J'insistai pas. En deux semaines, à cause d'un Baccalauréat que j'avais négligé je voyais ma carrière réduite à néant, adieu l'Institut et vingt ans de labeur, voyez comme ça peut être grave, retenez bien la leçon, là je m'adresse surtout à mes jeunes lecteurs, alors je vous en conjure les jeunes, faites attention, pensez-y à deux fois quand vous rangez vos affaires, surveillez votre Baccalauréat comme s'il était votre virginité, nous les croulants on a l'expérience, écoutez ce qu'on vous dit, déchiffrez nos dentiers qui claquent en cadence, l'alphabet morse de notre parkinson vous sauvera de la mouise, ne vous laissez pas avoir par un rangement approximatif, faites des efforts! La vie est à vous, elle vous appartient les jeunes, profitez-en tout en restant vigilants. Oh si jeunesse m'écoutait!
IV
Vous dire que je n'avais pas le moral serait un euphémisme, j'étais anéanti, on avait pulvérisé le peu de témérité que j'avais en moi, tout me froissait, la dureté de l'existence venait de me toucher dans le mille, je me lamentais sur mon sort, je me croyais au fond du gouffre, quel sot entre parenthèses, je me croyais victime d'une grande injustice, j'étais le souffre-douleur du mauvais sort. Le matin quand je me levais, je collais un regard noir sur mon deux-pièces, j'étais encore dans le brouillard, j'avais la haine c'est peu dire, sans m'habiller j'allais brancher la cafetière, je revenais me coucher dans le grand lit tout vide, Françoise était partie à son travail depuis longtemps, en quelques jours Françoise avait drôlement changé, elle devenait distante comme si elle avait en permanence un problème mathématique à résoudre de tête, faut dire que les finances du ménage reposaient sur ses épaules maintenant, c'est elle qui assurait notre subsistance, alors elle avait des soucis que je me disais.

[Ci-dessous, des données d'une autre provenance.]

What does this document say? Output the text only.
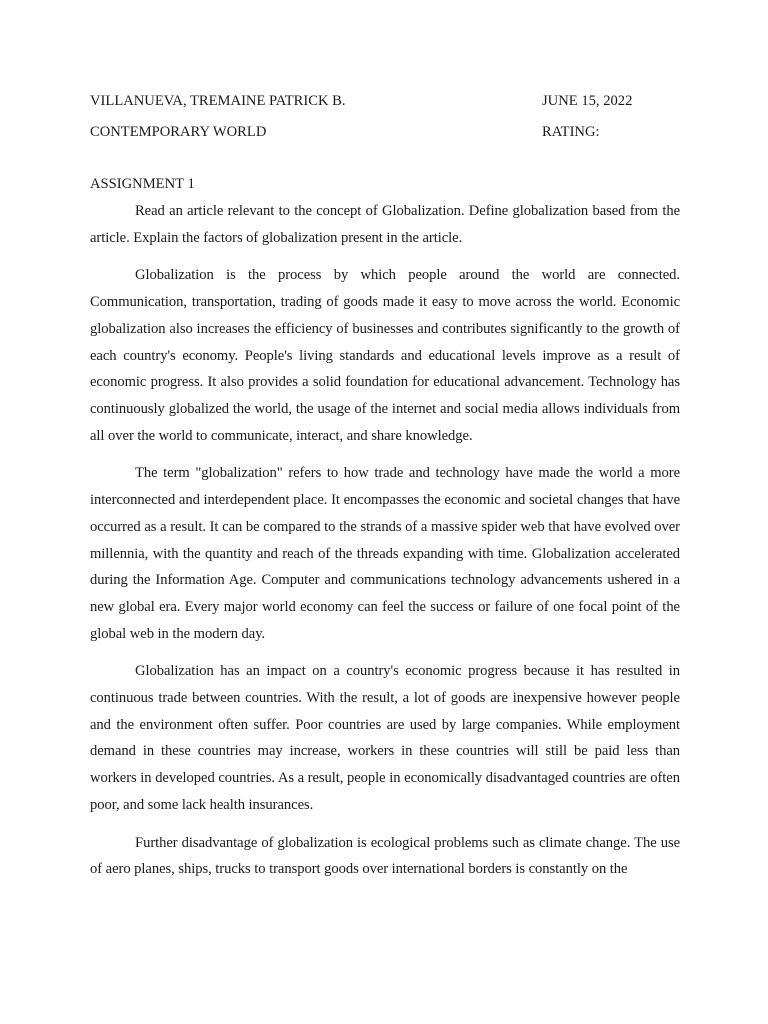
VILLANUEVA, TREMAINE PATRICK B.	JUNE 15, 2022
CONTEMPORARY WORLD	RATING:
ASSIGNMENT 1

Read an article relevant to the concept of Globalization. Define globalization based from the article. Explain the factors of globalization present in the article.

Globalization is the process by which people around the world are connected. Communication, transportation, trading of goods made it easy to move across the world. Economic globalization also increases the efficiency of businesses and contributes significantly to the growth of each country's economy. People's living standards and educational levels improve as a result of economic progress. It also provides a solid foundation for educational advancement. Technology has continuously globalized the world, the usage of the internet and social media allows individuals from all over the world to communicate, interact, and share knowledge.

The term "globalization" refers to how trade and technology have made the world a more interconnected and interdependent place. It encompasses the economic and societal changes that have occurred as a result. It can be compared to the strands of a massive spider web that have evolved over millennia, with the quantity and reach of the threads expanding with time. Globalization accelerated during the Information Age. Computer and communications technology advancements ushered in a new global era. Every major world economy can feel the success or failure of one focal point of the global web in the modern day.

Globalization has an impact on a country's economic progress because it has resulted in continuous trade between countries. With the result, a lot of goods are inexpensive however people and the environment often suffer. Poor countries are used by large companies. While employment demand in these countries may increase, workers in these countries will still be paid less than workers in developed countries. As a result, people in economically disadvantaged countries are often poor, and some lack health insurances.

Further disadvantage of globalization is ecological problems such as climate change. The use of aero planes, ships, trucks to transport goods over international borders is constantly on the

Bip bip la cafetière m'appelle, je plonge ma tartine beurrée, c'est un peu moi cette tartine beurrée, je m'enfonce dans le noir bouillant, ma carapace fond en deux secondes, je rumine le pain trempé, je ressasse mon échec à l'Institut, quelle faute ai-je commise peut-on me dire pour qu'on me traite de la sorte? Mais dès que le café me réveille au fond, une voix intérieure me ramène à la raison, je vais te le dire sombre crétin, je vais te remettre à ta place au pas de gymnastique, elle avait raison la chef du personnel, t'es un cul-de-sac à toi tout seul, regarde-toi en face sans complaisance, c'est toi qui as perdu le diplôme, toi seul! tu devais le garder toute ta vie, tu avais cette responsabilité minime mais tu n'as pas assumé, ce n'est pas si difficile que ça de faire attention à ses documents, regarde autour de toi: la plupart des gens s'en sortent très bien, regarde Françoise, elle a le rangement impeccable, elle ne perdra jamais rien Françoise, tu peux en être certain. Songe à tes grands-parents, ils ont connu les guerres et des privations autrement plus méchantes, et cependant ton grand-père a conservé ses papiers auprès de lui jusqu'à sa mort, son Baccalauréat il s'est fait incinérer avec, il avait de la dignité lui, une classe certaine, alors que toi t'es un sous-homme, la honte de ta race.
Une fois que le café s'installait dans mes voies digestives, le réveil était consommé et je comprenais l'effarante monstruosité de ma nature. Je ne faisais pas le malin, je vous jure, ça me retournait les tripes, je m'en voulais à mort, je n'étais pas fier de moi. Maudis sois-tu, que je me disais en me regardant dans la glace de la salle de bains, maudit soit le jour de ta naissance, je me giflais, allez dis-le où tu l'as mis ton Baccalauréat, baffe! allez dis-le, baffe! avoue chien! parle donc! Évidemment rien ne venait, ma mémoire avait un trou à cet endroit, j'étais persuadé de l'avoir mis dans la boîte “B”, je ne pouvais pas l'avoir rangé ailleurs, c'était impossible, pourquoi impossible puisqu'il n'y était pas? pourquoi impossible pauvre débile? et baffe et re-baffe, prends ça, c'est pas volé pour toi, cogne cogne, c'est meurtri que je ressortais de la salle de bains, autoflagellé comme un illuminé, je ne dis pas ça pour que vous ayez pitié, soyons clairs, c'est juste pour vous situer un peu mieux mon état d'esprit.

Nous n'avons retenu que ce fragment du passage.